Relatives pray at Khmer Rouge mass grave

More than 200 villagers gathered in Siem Reap’s Kralanh district yesterday to pray and seek solice for relatives executed during the Khmer Rouge regime after their remains were found over the weekend at the southern base of Trung Bat mountain.

Do Dantrey village deputy chief Muth Samkhan told the Post by telephone that cars and motorbikes came to the village in droves yesterday to light incense and pray for the dead.

“Before, we just know that here is a former Khmer Rouge’s prison. We didn’t know they killed a lot of people and buried them underground. We have so much pity, and many cried when they prayed,” Samkhan said.

The village chief added that some villagers from farther afield who had heard the news of the gruesome discovery journeyed to the village to find out if the remains of their missing relatives were there.

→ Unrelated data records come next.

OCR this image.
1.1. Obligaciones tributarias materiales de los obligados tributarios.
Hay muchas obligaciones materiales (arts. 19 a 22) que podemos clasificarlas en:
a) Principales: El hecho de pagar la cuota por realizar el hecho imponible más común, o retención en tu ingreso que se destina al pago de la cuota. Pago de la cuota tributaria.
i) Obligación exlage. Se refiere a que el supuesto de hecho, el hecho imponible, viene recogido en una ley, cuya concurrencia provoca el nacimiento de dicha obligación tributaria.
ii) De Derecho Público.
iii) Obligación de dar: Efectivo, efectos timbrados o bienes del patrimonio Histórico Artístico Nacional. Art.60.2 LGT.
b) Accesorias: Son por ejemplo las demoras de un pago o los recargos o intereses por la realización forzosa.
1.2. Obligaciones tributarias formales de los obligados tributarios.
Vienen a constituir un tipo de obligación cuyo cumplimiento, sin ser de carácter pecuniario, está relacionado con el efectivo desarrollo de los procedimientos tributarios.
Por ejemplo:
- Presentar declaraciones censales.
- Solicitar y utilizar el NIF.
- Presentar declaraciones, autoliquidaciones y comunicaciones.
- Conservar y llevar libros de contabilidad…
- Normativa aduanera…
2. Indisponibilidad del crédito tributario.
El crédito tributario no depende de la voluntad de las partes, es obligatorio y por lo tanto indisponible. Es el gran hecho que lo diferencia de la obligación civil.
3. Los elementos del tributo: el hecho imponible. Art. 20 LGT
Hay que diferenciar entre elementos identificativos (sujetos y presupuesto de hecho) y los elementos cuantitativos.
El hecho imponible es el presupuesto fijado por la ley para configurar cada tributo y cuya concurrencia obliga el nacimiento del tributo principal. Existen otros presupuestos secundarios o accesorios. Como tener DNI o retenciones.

Authorities yesterday continued to embargo any more groundwork in the area until experts could arrive to examine the one-time graveyard, now a commercial soil excavation site.

More than 100 people have attended a Buddhist ceremony in rural Cambodia at the site of a freshly uncovered Khmer Rouge mass grave.

Buddhist monks led prayers and people came with offerings of food and drinks Thursday, five days after about 20 skulls and bone fragments were unearthed at the site of a former Khmer Rouge prison.

Village chief Chheng Theng said the offerings were meant to give sustenance to the souls of the dead "because we know they died hungry."

Siev Bun Sorn, 54, whose nine family members were killed in Trung Bat mountain prison, said that he was shocked and pitied his family, whom Pol Pot’s men murdered at the site.

“My anger disappeared for years, but when I saw the bones, I got angry immediately but could not let alone the thought of how much he had suffered,” Bun Sorn said, adding he had only escaped a similar fate by being transferred to a work movement unit.

He said he would be joining other mourners in a traditional Khmer ceremony once authorities allowed the public into the area.

“I am not sure I can find any bodies of my family members, because it was many years ago and they were buried in only one hole,” he said.

Vann Bunna, director of Siem Reap’s Department of Cult and Religion, said that his officials would begin research today to report to the province about the status of the bones and where they should be kept.